22. The cranberry fruit product for use, the method, or the non-therapeutic method according to any one of the preceding claims, wherein the cranberry fruit product is provided to a human or animal subject in need thereof at a dose of from about 0.017 mg/kg of body weight (bw)/day to 83.33 mg/kg of bw/day, such as from about 3.33 mg/kg of bw/day to 16.67 mg/kg of bw/day, such as 8.33 mg/kg of bw/day.

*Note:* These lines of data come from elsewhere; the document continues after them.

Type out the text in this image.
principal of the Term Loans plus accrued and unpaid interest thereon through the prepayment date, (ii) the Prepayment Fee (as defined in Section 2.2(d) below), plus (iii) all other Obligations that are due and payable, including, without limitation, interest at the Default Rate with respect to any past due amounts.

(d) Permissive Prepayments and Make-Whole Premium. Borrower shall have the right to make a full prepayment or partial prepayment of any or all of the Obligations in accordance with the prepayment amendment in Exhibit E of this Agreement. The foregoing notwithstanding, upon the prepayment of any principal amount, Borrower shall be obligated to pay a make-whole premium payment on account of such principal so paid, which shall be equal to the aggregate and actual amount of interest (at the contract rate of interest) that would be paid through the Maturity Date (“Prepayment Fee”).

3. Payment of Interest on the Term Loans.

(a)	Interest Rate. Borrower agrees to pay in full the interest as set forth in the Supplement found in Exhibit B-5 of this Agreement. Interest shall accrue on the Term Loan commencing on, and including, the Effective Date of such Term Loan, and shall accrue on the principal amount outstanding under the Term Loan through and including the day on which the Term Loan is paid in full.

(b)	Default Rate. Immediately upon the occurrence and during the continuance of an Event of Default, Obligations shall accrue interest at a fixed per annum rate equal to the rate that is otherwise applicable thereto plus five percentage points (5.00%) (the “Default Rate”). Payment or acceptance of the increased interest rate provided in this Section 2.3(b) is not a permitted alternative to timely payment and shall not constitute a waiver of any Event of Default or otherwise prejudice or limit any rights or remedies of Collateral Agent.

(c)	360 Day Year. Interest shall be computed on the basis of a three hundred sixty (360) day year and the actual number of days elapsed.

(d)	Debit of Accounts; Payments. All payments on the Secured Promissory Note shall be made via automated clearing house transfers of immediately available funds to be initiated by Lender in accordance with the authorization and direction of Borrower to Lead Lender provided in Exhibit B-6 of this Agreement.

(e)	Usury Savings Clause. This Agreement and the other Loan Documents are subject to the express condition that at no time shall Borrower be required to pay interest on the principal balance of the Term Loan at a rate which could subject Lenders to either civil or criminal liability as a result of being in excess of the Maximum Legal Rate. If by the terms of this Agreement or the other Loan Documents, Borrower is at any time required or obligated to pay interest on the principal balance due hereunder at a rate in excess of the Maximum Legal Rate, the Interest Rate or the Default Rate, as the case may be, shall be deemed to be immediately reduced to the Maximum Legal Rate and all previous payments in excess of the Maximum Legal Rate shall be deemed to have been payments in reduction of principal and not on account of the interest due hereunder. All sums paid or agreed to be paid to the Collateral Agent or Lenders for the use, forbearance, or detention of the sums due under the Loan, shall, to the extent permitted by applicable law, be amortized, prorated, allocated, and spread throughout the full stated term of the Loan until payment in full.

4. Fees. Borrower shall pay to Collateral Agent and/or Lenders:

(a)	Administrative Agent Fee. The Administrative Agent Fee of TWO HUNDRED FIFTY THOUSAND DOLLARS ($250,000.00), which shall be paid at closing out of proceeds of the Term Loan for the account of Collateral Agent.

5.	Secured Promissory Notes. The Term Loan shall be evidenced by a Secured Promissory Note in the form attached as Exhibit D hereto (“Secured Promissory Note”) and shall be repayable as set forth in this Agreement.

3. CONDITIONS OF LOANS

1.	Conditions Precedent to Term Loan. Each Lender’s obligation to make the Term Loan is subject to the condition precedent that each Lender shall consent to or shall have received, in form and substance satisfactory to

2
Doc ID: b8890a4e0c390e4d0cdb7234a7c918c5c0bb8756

23. The cranberry fruit product for use, the method, or the non-therapeutic method according to any one of the preceding claims, wherein the subject is a mammal, specially a human, a canine or a feline

24. A method for determining whether a human or animal subject is likely to develop an UTI or a recurrent UTI, wherein the method comprises: a) determining the abundance of Gardnerella in a urine sample of the subject b) comparing the abundance of Gardnerella in at least a first control sample or population of control samples, c) where the abundance of Gardnerella of the sample obtained from the subject is substantially similar to or higher than the abundance of Gardnerella in at least a first control sample or population of control samples, the subject is considered likely develop UTI, optionally wherein where the abundance of Gardnerella of the sample obtained from the subject is at least 5% greater, such as at least 10% greater, 15%, 20%, 25%, 30%, 35%, 40%, 50%, 60%, 70%, 80%, 90%, at least 100% greater, such as at least 200% greater than the abundance of Gardnerella in at least a first control sample or population of control samples, the subject is considered to be likely to develop an UTI or a recurrent UTI.